Around 70% of merchants would like to be allowed to refuse to accept cash for transactions, according to a survey by Payments Europe, partly because handling notes and coins is less convenient. These factors as well as the global pandemic have contributed to a decline in cash, which accounted for only 26% of total transactions worldwide in 2021, down from 40% a decade ago, according to a JPMorgan study.

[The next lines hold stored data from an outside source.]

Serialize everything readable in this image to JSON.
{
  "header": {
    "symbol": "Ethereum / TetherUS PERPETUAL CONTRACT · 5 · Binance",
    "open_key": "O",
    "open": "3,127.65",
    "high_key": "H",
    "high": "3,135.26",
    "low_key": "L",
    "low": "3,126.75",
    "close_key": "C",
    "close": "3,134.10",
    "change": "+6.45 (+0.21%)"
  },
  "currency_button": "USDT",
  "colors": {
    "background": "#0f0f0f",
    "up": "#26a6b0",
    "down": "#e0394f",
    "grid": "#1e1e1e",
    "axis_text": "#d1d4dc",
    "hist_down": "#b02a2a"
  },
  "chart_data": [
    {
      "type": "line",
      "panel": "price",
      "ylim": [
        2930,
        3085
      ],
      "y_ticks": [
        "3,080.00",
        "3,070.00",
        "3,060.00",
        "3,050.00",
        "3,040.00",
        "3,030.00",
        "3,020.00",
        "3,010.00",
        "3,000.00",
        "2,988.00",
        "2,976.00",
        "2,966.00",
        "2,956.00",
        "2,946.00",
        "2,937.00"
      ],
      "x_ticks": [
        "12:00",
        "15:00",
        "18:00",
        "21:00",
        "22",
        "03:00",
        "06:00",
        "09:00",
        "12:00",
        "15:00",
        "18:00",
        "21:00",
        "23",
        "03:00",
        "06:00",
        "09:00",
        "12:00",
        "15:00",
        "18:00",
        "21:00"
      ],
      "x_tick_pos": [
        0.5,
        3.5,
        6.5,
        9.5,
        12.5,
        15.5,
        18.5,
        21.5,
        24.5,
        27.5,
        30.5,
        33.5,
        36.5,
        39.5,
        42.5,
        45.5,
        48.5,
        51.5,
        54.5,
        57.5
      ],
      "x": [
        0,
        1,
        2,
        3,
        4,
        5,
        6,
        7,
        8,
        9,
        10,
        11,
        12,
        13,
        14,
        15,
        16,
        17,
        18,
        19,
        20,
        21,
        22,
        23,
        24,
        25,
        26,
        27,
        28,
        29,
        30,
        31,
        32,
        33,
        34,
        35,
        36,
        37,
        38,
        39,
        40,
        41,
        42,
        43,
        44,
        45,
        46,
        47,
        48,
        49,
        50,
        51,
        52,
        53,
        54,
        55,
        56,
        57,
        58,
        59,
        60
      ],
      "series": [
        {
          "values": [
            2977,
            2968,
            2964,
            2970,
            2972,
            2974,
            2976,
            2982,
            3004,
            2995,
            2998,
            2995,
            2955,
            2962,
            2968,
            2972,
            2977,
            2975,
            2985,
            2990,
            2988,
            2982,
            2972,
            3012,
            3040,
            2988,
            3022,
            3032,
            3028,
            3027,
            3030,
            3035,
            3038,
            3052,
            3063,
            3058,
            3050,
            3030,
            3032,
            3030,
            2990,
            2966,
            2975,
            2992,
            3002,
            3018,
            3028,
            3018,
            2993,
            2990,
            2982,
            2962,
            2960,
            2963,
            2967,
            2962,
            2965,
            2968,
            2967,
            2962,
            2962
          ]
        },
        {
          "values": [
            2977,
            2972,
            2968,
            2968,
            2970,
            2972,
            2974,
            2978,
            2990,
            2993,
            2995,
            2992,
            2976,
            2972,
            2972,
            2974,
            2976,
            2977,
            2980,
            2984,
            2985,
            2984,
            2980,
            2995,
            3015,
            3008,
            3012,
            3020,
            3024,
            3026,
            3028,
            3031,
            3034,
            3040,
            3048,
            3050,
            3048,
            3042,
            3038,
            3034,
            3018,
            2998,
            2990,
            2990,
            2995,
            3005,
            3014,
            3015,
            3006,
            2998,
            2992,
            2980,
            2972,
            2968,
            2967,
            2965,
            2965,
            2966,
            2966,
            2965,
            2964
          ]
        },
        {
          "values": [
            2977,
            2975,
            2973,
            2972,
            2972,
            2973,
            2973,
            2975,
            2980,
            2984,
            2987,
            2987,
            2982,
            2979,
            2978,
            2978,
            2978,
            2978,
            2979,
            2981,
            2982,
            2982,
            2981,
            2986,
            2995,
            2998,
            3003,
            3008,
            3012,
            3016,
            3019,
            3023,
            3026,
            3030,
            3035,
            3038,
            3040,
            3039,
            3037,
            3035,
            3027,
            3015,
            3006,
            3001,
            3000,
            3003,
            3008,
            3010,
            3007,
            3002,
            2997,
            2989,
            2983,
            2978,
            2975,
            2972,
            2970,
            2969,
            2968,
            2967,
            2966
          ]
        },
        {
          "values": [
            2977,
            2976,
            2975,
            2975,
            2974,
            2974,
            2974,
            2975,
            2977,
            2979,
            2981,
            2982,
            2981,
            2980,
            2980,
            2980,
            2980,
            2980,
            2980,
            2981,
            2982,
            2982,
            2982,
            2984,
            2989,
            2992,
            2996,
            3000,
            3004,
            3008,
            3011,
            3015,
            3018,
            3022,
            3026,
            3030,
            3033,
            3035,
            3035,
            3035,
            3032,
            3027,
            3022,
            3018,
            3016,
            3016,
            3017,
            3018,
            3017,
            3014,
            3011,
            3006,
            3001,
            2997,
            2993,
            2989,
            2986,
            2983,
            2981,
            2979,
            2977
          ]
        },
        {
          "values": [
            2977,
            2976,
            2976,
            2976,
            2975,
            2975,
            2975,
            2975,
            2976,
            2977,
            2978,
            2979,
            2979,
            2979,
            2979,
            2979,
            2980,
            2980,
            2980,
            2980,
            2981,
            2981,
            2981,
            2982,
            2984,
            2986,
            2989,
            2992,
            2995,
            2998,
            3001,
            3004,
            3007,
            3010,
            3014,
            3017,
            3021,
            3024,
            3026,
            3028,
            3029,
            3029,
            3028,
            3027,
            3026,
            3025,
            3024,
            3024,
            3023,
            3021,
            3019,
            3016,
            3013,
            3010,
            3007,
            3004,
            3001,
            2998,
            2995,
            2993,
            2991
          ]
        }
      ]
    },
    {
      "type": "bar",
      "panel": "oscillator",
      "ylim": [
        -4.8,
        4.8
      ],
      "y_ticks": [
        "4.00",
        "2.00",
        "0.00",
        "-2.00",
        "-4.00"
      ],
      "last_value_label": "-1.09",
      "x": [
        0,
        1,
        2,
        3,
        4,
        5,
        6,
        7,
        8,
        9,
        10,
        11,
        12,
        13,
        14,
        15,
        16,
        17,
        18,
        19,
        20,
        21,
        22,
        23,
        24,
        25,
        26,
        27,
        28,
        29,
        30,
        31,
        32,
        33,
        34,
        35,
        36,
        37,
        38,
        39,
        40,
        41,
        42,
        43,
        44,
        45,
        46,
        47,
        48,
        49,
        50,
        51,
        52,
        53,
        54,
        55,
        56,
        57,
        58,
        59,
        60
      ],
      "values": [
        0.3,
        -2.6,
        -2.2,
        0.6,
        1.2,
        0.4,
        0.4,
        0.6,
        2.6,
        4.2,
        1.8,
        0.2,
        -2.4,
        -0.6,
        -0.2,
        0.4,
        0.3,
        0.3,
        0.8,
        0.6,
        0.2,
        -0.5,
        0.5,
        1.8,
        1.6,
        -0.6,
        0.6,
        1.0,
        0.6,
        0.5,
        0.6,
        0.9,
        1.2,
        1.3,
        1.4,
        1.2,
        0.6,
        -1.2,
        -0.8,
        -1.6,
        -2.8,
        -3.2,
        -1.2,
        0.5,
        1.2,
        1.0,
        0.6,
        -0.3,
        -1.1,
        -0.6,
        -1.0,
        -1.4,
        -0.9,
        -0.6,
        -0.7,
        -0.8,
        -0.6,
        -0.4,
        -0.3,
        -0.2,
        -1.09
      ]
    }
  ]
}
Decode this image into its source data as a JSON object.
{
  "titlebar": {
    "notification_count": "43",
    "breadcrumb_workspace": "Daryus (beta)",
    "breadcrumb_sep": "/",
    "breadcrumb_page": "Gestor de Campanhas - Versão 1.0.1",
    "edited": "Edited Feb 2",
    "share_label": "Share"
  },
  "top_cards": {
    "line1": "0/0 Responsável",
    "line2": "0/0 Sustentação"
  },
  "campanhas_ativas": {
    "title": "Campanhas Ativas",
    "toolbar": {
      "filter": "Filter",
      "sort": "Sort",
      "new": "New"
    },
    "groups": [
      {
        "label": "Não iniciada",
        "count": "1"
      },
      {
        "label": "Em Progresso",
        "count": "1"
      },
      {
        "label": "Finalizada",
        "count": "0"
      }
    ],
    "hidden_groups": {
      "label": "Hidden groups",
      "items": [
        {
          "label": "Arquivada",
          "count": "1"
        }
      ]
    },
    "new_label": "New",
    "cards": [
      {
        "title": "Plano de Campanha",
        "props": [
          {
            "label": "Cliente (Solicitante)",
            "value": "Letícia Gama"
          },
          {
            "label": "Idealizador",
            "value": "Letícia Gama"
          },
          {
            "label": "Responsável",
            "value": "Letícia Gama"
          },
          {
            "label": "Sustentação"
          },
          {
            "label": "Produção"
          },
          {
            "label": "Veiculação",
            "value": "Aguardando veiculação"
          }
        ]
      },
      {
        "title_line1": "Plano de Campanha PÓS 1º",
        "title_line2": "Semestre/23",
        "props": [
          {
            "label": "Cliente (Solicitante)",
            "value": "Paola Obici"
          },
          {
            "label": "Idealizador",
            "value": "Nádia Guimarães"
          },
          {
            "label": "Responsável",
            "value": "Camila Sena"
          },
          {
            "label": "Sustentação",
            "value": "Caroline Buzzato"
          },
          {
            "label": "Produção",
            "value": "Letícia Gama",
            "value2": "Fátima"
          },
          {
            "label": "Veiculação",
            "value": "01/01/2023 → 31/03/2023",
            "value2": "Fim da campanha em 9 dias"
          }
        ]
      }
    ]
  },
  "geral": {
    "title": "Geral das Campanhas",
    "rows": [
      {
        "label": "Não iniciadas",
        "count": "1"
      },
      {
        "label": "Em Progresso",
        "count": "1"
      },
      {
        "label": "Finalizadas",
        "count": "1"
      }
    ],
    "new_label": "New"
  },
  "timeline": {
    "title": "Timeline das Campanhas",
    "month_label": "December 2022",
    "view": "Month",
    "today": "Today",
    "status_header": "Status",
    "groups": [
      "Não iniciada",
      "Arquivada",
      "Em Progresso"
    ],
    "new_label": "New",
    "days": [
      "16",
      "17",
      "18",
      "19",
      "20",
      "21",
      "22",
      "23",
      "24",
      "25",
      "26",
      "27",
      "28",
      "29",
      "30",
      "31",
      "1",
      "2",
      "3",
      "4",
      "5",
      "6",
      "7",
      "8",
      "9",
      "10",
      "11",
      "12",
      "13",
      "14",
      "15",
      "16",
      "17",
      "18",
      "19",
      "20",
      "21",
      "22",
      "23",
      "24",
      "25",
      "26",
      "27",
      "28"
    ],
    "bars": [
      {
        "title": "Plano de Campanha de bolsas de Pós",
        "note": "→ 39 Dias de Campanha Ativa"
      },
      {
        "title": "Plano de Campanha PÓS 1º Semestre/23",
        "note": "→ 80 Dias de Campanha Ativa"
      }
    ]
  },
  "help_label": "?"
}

Brett Scott has stronger arguments when he warns about the dangers of monitoring and monitoring payments. The ability for governments and corporations to monitor people’s financial activities has never been greater. Regulations prevent financial institutions from exposing sensitive data to third parties. However, payment companies such as PayPal may share information with 600 organizations, Scott says, citing data from Wolfi Kristl of Austrian research house Cracked Labs. Large corporations can also make ostensibly political decisions. For example, Visa and PayPal refused to process donations to the WikiLeaks website.

However, this transparency can also have benefits. Data sharing can help governments track suspicious payments and fight tax evasion. The sweeping sanctions following Russia’s invasion of Ukraine have shown that electronic payment networks can be a powerful weapon.